Larry Hosken: New: Book Report: Pervasive Games (Theory and Design)

Several months ago, I ran into a little post from a blog called "Pervasive Games". The blog post was interesting, so I wrote a little blog post about that, as one does. But I didn't really notice that the blog itself was so interesting. After all, I "knew" that pervasive games were annoying events like "I Love Bees", not the kind of games I play. I was wrong, course. Fortunately, Skott at Puzzalot browsed the Pervasive Games blog and paid attention. He noticed that they wrote about many games: The Game and LARPs and ARGs and... And they were writing a book. He blogged about that, so I knew to pay attention to those Pervasive Games people. So I read their book, and it's about a wide variety of games and I'm darned glad I read it: Pervasive Games.

Careful, it's a tough book to get through. Academic folks wrote it. I think they tried to make it readable, and I appreciated that. You run into sentences like "One way of structuring tiered playership is using a layered onion model with outer and inner modes of participation." But since some parts of the book are quite readable, you understand that these people are trying. It's more than you can say for most academics.

So... if a non-pervasive game is a board game played by a few people in your kitchen or a sport played by a handful of players on a court, what's a pervasive game? It might be played in a bigger space—a college campus, a district, a city. Maybe it's played on the internet, from anywhere. Maybe it's played in a bigger time range. Those Farmville crops take a while to grow. Maybe it's played with more people—maybe existing friends; or maybe you expect communities to form to crack a mystery.

They talk about an interesting effect of these games as they "ooze" out into real life—they can make "real life" more boring as it overlaps with the game.
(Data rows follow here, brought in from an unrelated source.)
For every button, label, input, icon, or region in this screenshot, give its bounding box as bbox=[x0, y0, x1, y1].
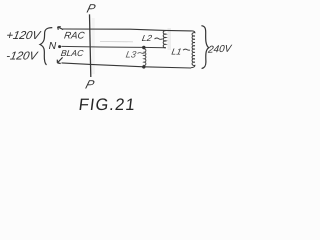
junction dot center tap bbox=[142, 46, 145, 49]
junction dot L3 bottom bbox=[142, 65, 145, 68]
brace } for 240V output bbox=[201, 26, 208, 69]
inductor L2 (top half winding) bbox=[163, 31, 166, 48]
svg-text:+120V: +120V bbox=[5, 30, 42, 42]
scan artifact band near L2 coil bbox=[168, 28, 172, 50]
inductor L1 (full 240V winding) bbox=[191, 31, 195, 68]
svg-text:240V: 240V bbox=[207, 43, 233, 55]
svg-text:L1: L1 bbox=[171, 47, 183, 57]
wire: BLAC hot line to L3 bottom and L1 bottom bbox=[62, 63, 192, 68]
svg-text:RAC: RAC bbox=[63, 30, 85, 41]
node N dot bbox=[58, 45, 61, 48]
svg-text:-120V: -120V bbox=[5, 51, 39, 63]
svg-text:BLAC: BLAC bbox=[60, 48, 85, 58]
svg-text:FIG.21: FIG.21 bbox=[78, 95, 137, 114]
wire: RAC hot line to L2/L1 tops bbox=[63, 29, 192, 31]
scan artifact faint line right of P bbox=[100, 40, 133, 42]
wire: vertical bus P bbox=[90, 14, 91, 77]
svg-text:L2: L2 bbox=[141, 33, 153, 43]
paper background bbox=[0, 0, 240, 117]
wire: neutral line from N to center tap bbox=[62, 46, 166, 47]
arrow leader for BLAC bbox=[57, 57, 62, 63]
arrow leader for RAC bbox=[58, 27, 64, 30]
brace { grouping supply terminals bbox=[40, 28, 52, 65]
scan artifact smear near P line bbox=[92, 18, 95, 74]
inductor L3 (bottom half winding) bbox=[144, 49, 146, 67]
svg-text:N: N bbox=[49, 40, 57, 52]
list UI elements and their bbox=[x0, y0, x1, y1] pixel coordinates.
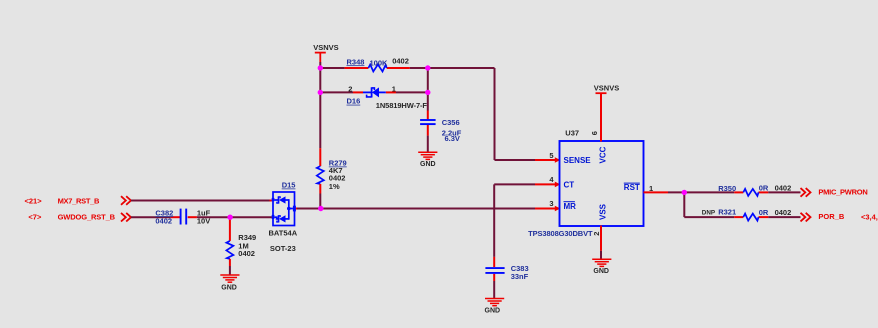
wire: RST pin 1 to junction bbox=[644, 191, 669, 193]
svg-text:SOT-23: SOT-23 bbox=[270, 244, 296, 253]
wire: junction to R321 row bbox=[683, 192, 685, 217]
wire: pin 6 stub bbox=[600, 93, 602, 141]
wire: CT pin to C383 column bbox=[535, 183, 557, 185]
ground below C356 bbox=[418, 152, 437, 159]
ground below C383 bbox=[485, 299, 504, 306]
svg-text:GND: GND bbox=[420, 161, 436, 168]
svg-text:0R: 0R bbox=[759, 208, 769, 217]
svg-text:GND: GND bbox=[485, 307, 501, 314]
svg-text:1N5819HW-7-F: 1N5819HW-7-F bbox=[376, 101, 428, 110]
diode D16 1N5819HW-7-F bbox=[363, 87, 386, 97]
svg-text:GND: GND bbox=[221, 285, 237, 292]
svg-text:<21>: <21> bbox=[25, 196, 43, 205]
wire: vertical x=427.8 to C356 bbox=[427, 68, 429, 111]
svg-text:SENSE: SENSE bbox=[564, 156, 592, 165]
svg-text:10V: 10V bbox=[197, 217, 210, 226]
svg-text:D15: D15 bbox=[282, 181, 296, 190]
svg-text:TPS3808G30DBVT: TPS3808G30DBVT bbox=[528, 229, 593, 238]
junction dots bbox=[318, 65, 323, 70]
resistor R350 0R 0402 bbox=[743, 189, 758, 196]
IC U37 TPS3808G30DBVT bbox=[560, 141, 644, 226]
svg-text:5: 5 bbox=[549, 151, 553, 160]
svg-text:VSNVS: VSNVS bbox=[594, 83, 619, 92]
resistor R279 4K7 0402 1% bbox=[319, 148, 321, 166]
svg-text:VCC: VCC bbox=[599, 146, 608, 163]
svg-text:R348: R348 bbox=[347, 57, 365, 66]
svg-text:GND: GND bbox=[593, 268, 609, 275]
svg-text:<7>: <7> bbox=[28, 213, 42, 222]
svg-text:0402: 0402 bbox=[155, 217, 172, 226]
wire: D16 row y=92.4 bbox=[320, 91, 353, 93]
svg-text:BAT54A: BAT54A bbox=[269, 228, 298, 237]
power symbol VSNVS (left) bbox=[315, 53, 326, 62]
wire: pin 2 stub to ground bbox=[600, 226, 602, 251]
svg-text:MX7_RST_B: MX7_RST_B bbox=[58, 196, 100, 205]
diode D15 BAT54A SOT-23 bbox=[272, 192, 296, 226]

E.g., if you're playing an "assassin" game, you're always experiencing that intense paranoia because you never know when someone is stalking you. People in bay area treasure-huntish games have pointed out that they sometimes try to talk to agents of Game Control, only to find out they've instead accosted civilians... who then want to find out more about the game.

They talk about cultural influences that have melanged together to form Pervasive Games. I skimmed that part. Yeah, sure, acting, RPGs, LARPs, kids' games on the street a la stickbal... all that. I'm not so interested in the catalog of cultural themes. But the specific games, those are interesting This book had pieces of history that interested me: they had quick essays describing several past pervasive games. Those were darned nice.